Em relação ao contacto com as pessoas, “o maior choque foi cultural”. A questão das mulheres, por exemplo, é “muito delicada”. “Não havia aulas mistas”, explica-nos.

“É importante perceber que, naquele campo, havia pessoas de vários países, etnias, nacionalidades, culturas e até de várias religiões”, prossegue. Muitas delas são de países em guerra. Talvez por isso, uma das celebrações que trouxe na memória foi aquela a que assistiu às sexta-feiras no campo: “A festa funcionava de uma forma muito simples: era uma música de cada país e ia rodando”. O jovem revela ter ficado “pasmado” ao ver que “toda a gente dançava a música de toda a gente”.

“Ali não havia sírios, não havia iraquianos, não havia afegãos, não havia nacionalidades. Ali havia união”, nota.

… mas também se faz silêncio

Dip relata que todas as conversas com os residentes daquele campo não eram fáceis porque “ali cada um tinha a sua história de vida difícil”. Destaca os “minutos de um silêncio constrangedor, muito difíceis de gerir”, fruto das histórias que ouvia pelo campo fora. “É nestas situações que a vida nos dá mesmo uma chapada e pensamos que os nossos problemas, comparados àquilo que ouvimos ali, não são nada”, diz.

“Quando lá estás, percebes que o expoente mais alto da humildade é a felicidade na sua forma mais simples”

O jovem afirma que as histórias que as pessoas contavam era a parte “mais chocante”. No entanto, sente ter encontrado em Kara Tepe das crianças “mais felizes” que algum dia conheceu. “Crianças naturalmente alegres”, recorda. “Quando lá estás, percebes que o expoente mais alto da humildade é a felicidade na sua forma mais simples”.

Uma das centenas de crianças de Kara Tepe.

Uma das centenas de crianças de Kara Tepe. Foto: Nações Unidas

“Depois de voltares, só consegues pensar na próxima”

“É muito gratificante pertencer a isto”, diz-nos. Ir a Lesbos, conhecer um campo de refugiados: “foi a experiência da minha vida”, confessa. O jovem com ascendência indiana diz que aquilo que recebeu desta experiência, a “semente” que lhe deixou “plantada”, é sublime e que, por isso, “não vai haver outra experiência” que o faça mudar “tanto a maneira de pensar e de ver as coisas”.
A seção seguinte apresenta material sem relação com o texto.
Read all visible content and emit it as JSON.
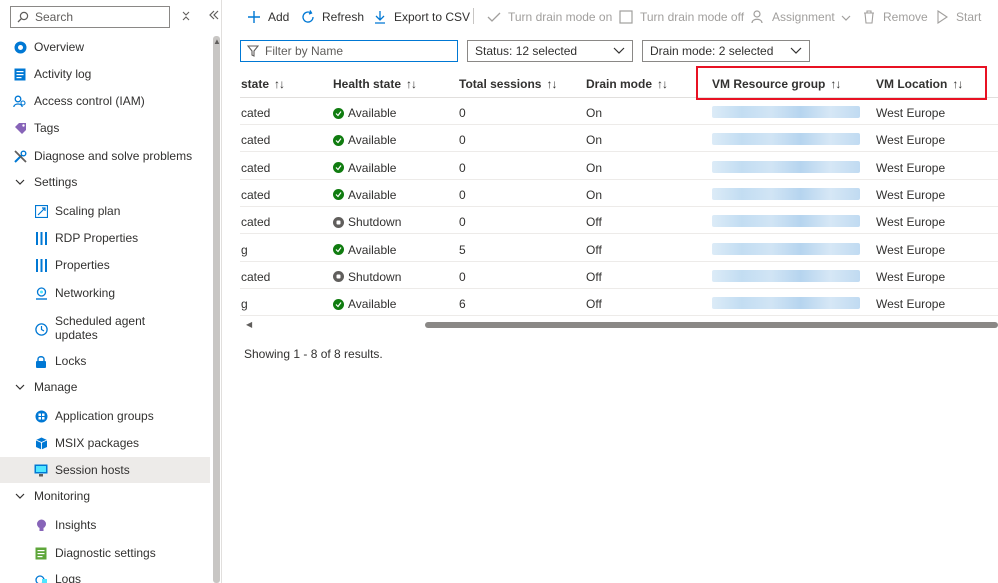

Aquando do retorno a Portugal, Dip procurou um projeto em que pudesse continuar a ajudar refugiados e por isso candidatou-se à Refugees Welcome Porto.

“Depois de voltares, só consegues pensar quando é a próxima, quando é que voltas a ter disponibilidade para regressar. Eu mantenho contacto diário com pessoas que conheci lá em três semanas. Não me consigo desligar daquelas pessoas nem quero. São pessoas muitos diferentes que acabam por te enriquecer e por mudar bastante a tua forma de ver as coisas. E isso foi a coisa mais positiva que eu trouxe de lá: aprender a desconstruir qualquer tipo de problema que me surja. Aprendi a ver as coisas de uma forma muito mais relativa”, concluiu.